Audio-based Action Recognition Models¶

ResNet for Audio¶

Audiovisual SlowFast Networks for Video Recognition

Abstract¶

We present Audiovisual SlowFast Networks, an architecture for integrated audiovisual perception. AVSlowFast has Slow and Fast visual pathways that are deeply integrated with a Faster Audio pathway to model vision and sound in a unified representation. We fuse audio and visual features at multiple layers, enabling audio to contribute to the formation of hierarchical audiovisual concepts. To overcome training difficulties that arise from different learning dynamics for audio and visual modalities, we introduce DropPathway, which randomly drops the Au- dio pathway during training as an effective regularization technique. Inspired by prior studies in neuroscience, we perform hierarchical audiovisual synchronization to learn joint audiovisual features. We report state-of-the-art results on six video action classification and detection datasets, perform detailed ablation studies, and show the generalization of AVSlowFast to learn self-supervised audiovisual features.

Results and Models¶

Kinetics-400¶

frame sampling strategy	n_fft	gpus	backbone	pretrain	top1 acc	top5 acc	testing protocol	FLOPs	params	config	ckpt	log
64x1x1	1024	8	Resnet18	None	13.7	27.3	1 clips	0.37G	11.4M	config	ckpt	log

Train¶

You can use the following command to train a model.

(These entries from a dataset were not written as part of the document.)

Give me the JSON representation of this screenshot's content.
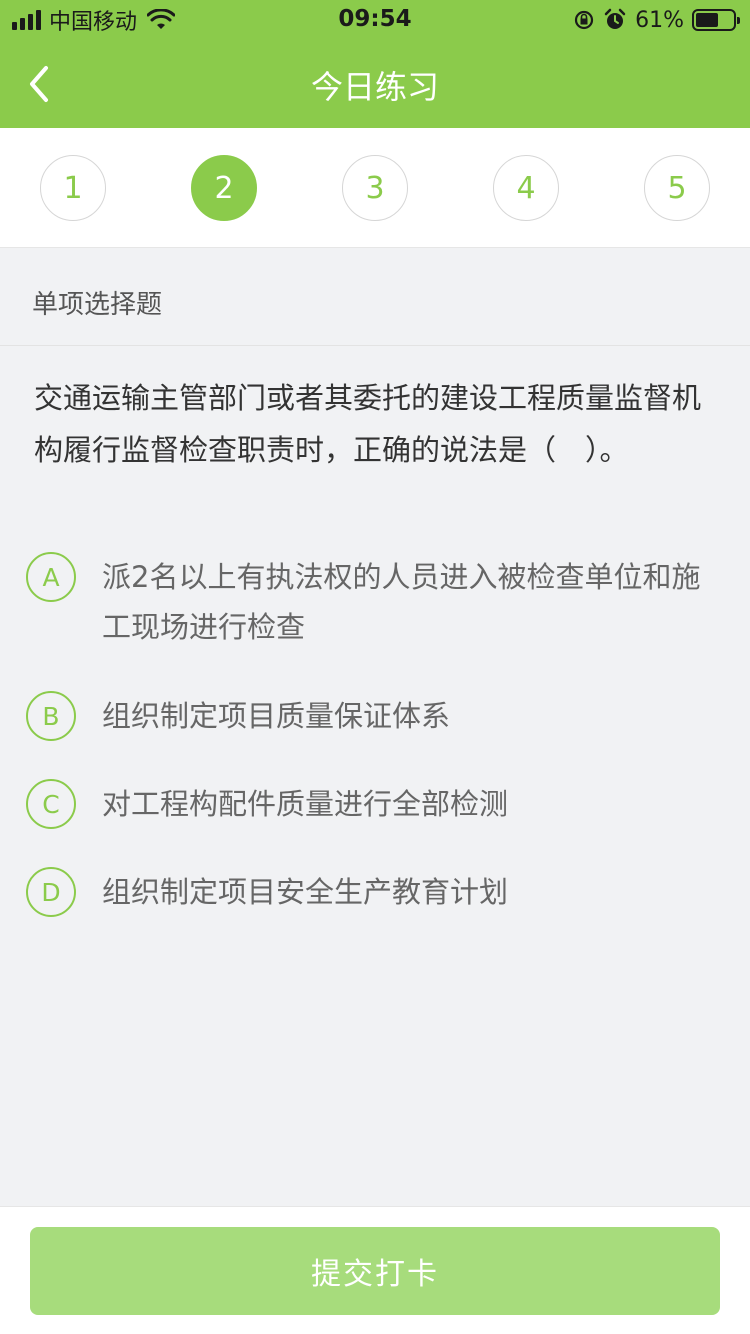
{
  "status_bar": {
    "carrier": "中国移动",
    "time": "09:54",
    "battery_percent": "61%",
    "battery_level": 0.61,
    "icons": [
      "signal-icon",
      "wifi-icon",
      "rotation-lock-icon",
      "alarm-icon",
      "battery-icon"
    ]
  },
  "nav": {
    "title": "今日练习",
    "back_icon": "chevron-left-icon"
  },
  "question_numbers": {
    "items": [
      "1",
      "2",
      "3",
      "4",
      "5"
    ],
    "active": "2"
  },
  "question": {
    "type": "单项选择题",
    "stem_line1": "交通运输主管部门或者其委托的建设工程质量监督机",
    "stem_line2": "构履行监督检查职责时，正确的说法是（　）。",
    "options": [
      {
        "letter": "A",
        "line1": "派2名以上有执法权的人员进入被检查单位和施",
        "line2": "工现场进行检查"
      },
      {
        "letter": "B",
        "line1": "组织制定项目质量保证体系"
      },
      {
        "letter": "C",
        "line1": "对工程构配件质量进行全部检测"
      },
      {
        "letter": "D",
        "line1": "组织制定项目安全生产教育计划"
      }
    ]
  },
  "footer": {
    "submit_label": "提交打卡"
  },
  "colors": {
    "brand": "#8bcb4b",
    "button_disabled": "#a7dc7c",
    "background": "#f1f2f4"
  }
}
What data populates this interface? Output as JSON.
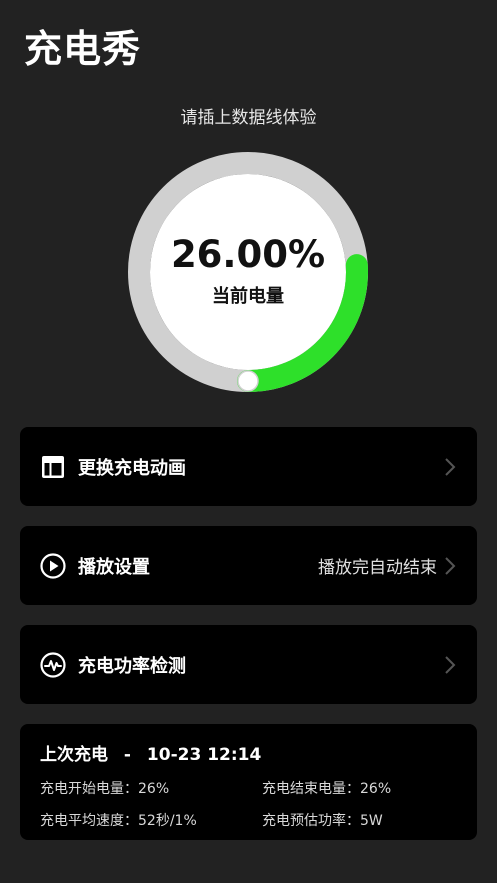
{
  "app": {
    "title": "充电秀"
  },
  "hint": "请插上数据线体验",
  "gauge": {
    "percent_text": "26.00%",
    "percent_value": 26,
    "label": "当前电量",
    "track_color": "#d0d0d0",
    "progress_color": "#2ee02a"
  },
  "menu": [
    {
      "label": "更换充电动画",
      "value": "",
      "icon": "layout-icon"
    },
    {
      "label": "播放设置",
      "value": "播放完自动结束",
      "icon": "play-circle-icon"
    },
    {
      "label": "充电功率检测",
      "value": "",
      "icon": "pulse-icon"
    }
  ],
  "history": {
    "title_prefix": "上次充电",
    "separator": "-",
    "datetime": "10-23 12:14",
    "start_level": "充电开始电量：26%",
    "end_level": "充电结束电量：26%",
    "avg_speed": "充电平均速度：52秒/1%",
    "est_power": "充电预估功率：5W"
  }
}
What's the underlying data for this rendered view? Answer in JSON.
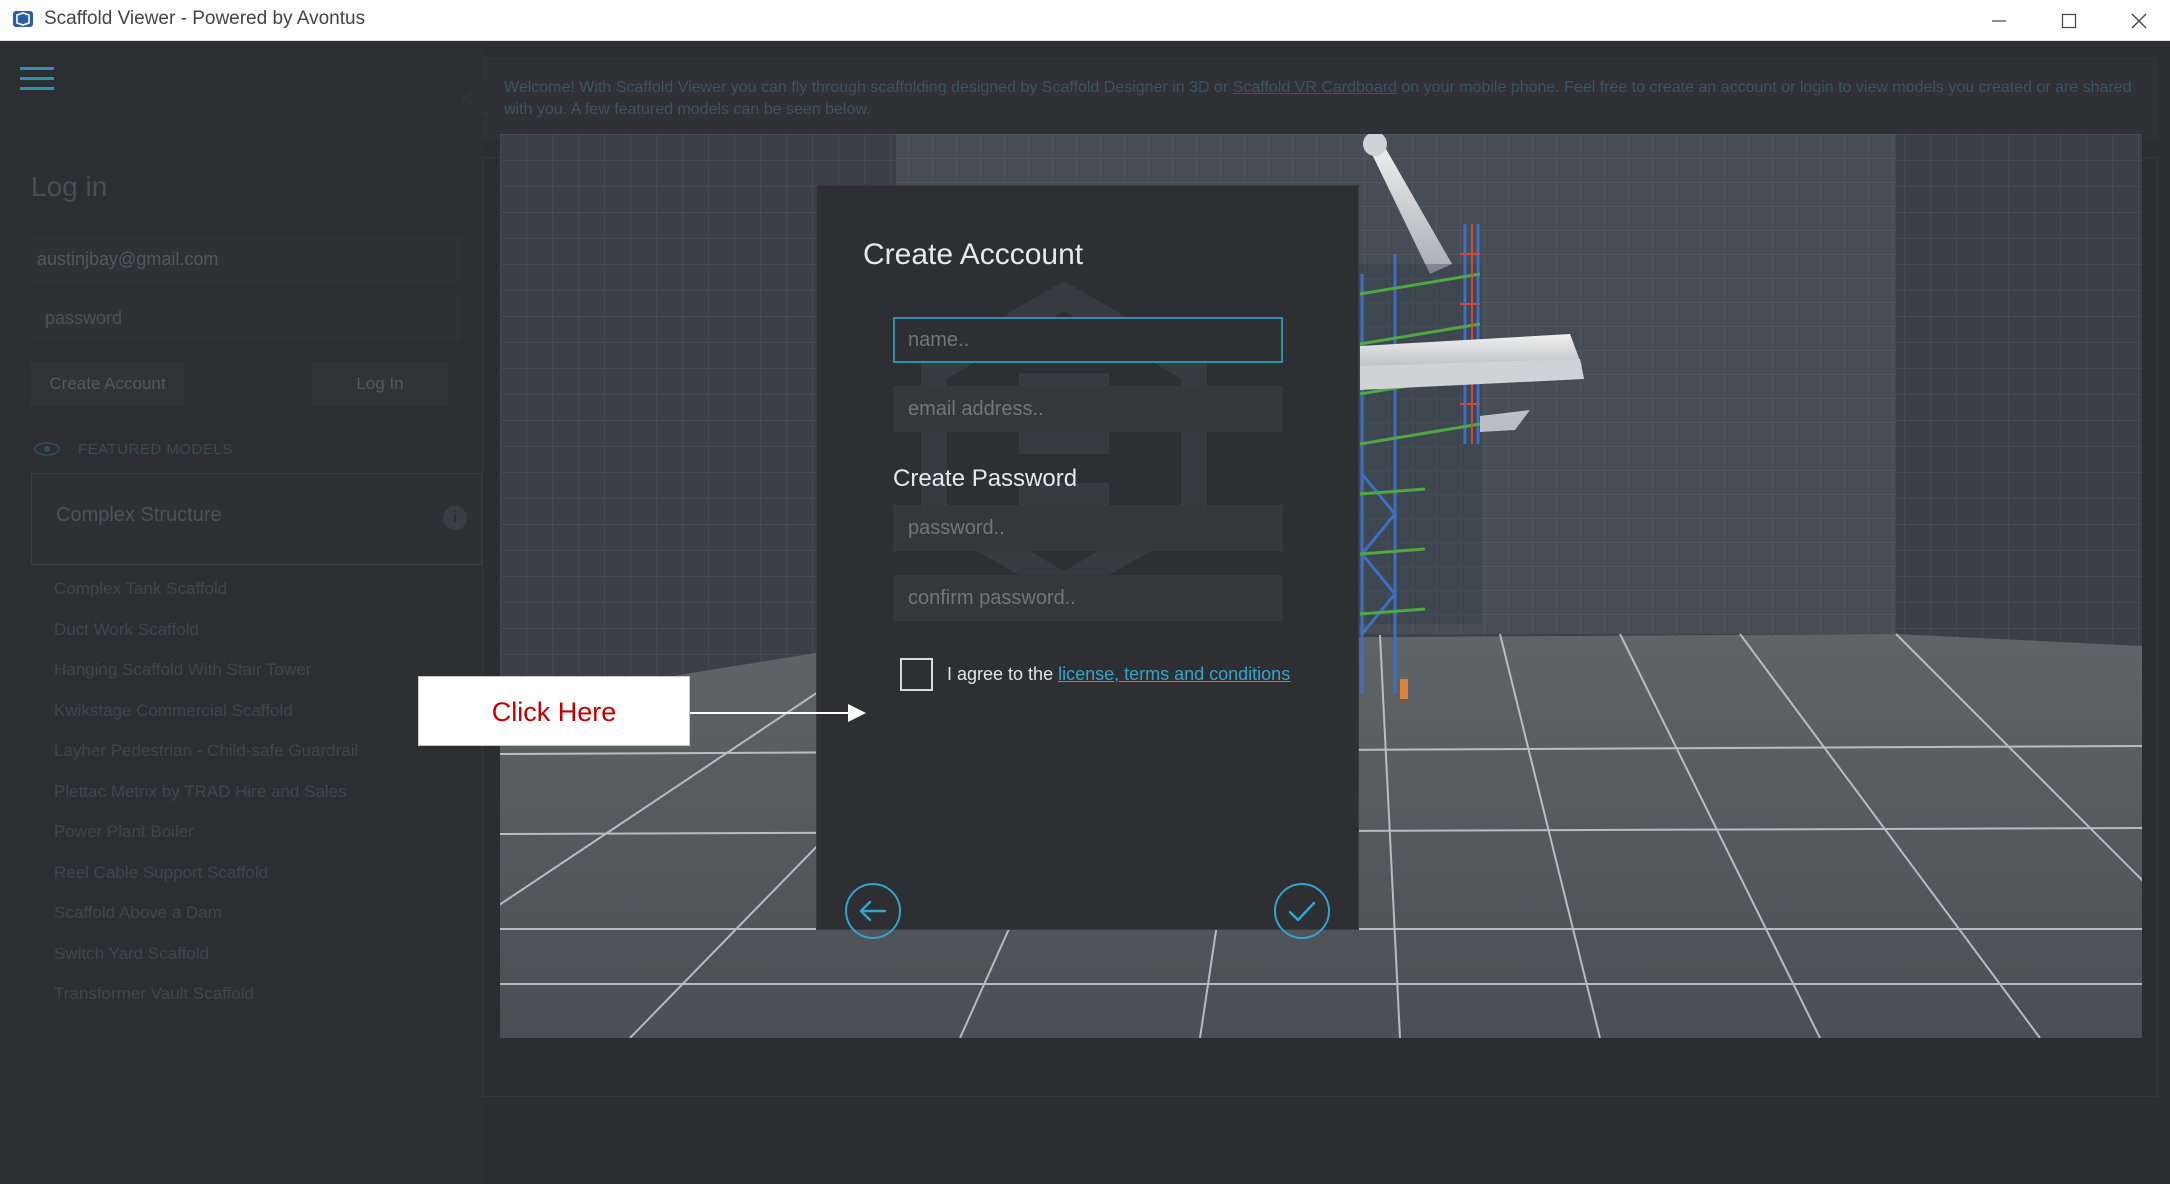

python tools/train.py ${CONFIG_FILE} [optional arguments]

Example: train ResNet model on Kinetics-400 audio dataset in a deterministic option with periodic validation.

python tools/train.py configs/recognition_audio/resnet/tsn_r18_8xb320-64x1x1-100e_kinetics400-audio-feature.py \
    --seed 0 --deterministic

For more details, you can refer to the Training part in the Training and Test Tutorial.

Test¶

You can use the following command to test a model.

python tools/test.py ${CONFIG_FILE} ${CHECKPOINT_FILE} [optional arguments]

Example: test ResNet model on Kinetics-400 audio dataset and dump the result to a pkl file.

python tools/test.py configs/recognition_audio/resnet/tsn_r18_8xb320-64x1x1-100e_kinetics400-audio-feature.py \
    checkpoints/SOME_CHECKPOINT.pth --dump result.pkl

For more details, you can refer to the Test part in the Training and Test Tutorial.

Citation¶

@article{xiao2020audiovisual,
  title={Audiovisual SlowFast Networks for Video Recognition},
  author={Xiao, Fanyi and Lee, Yong Jae and Grauman, Kristen and Malik, Jitendra and Feichtenhofer, Christoph},
  journal={arXiv preprint arXiv:2001.08740},
  year={2020}
}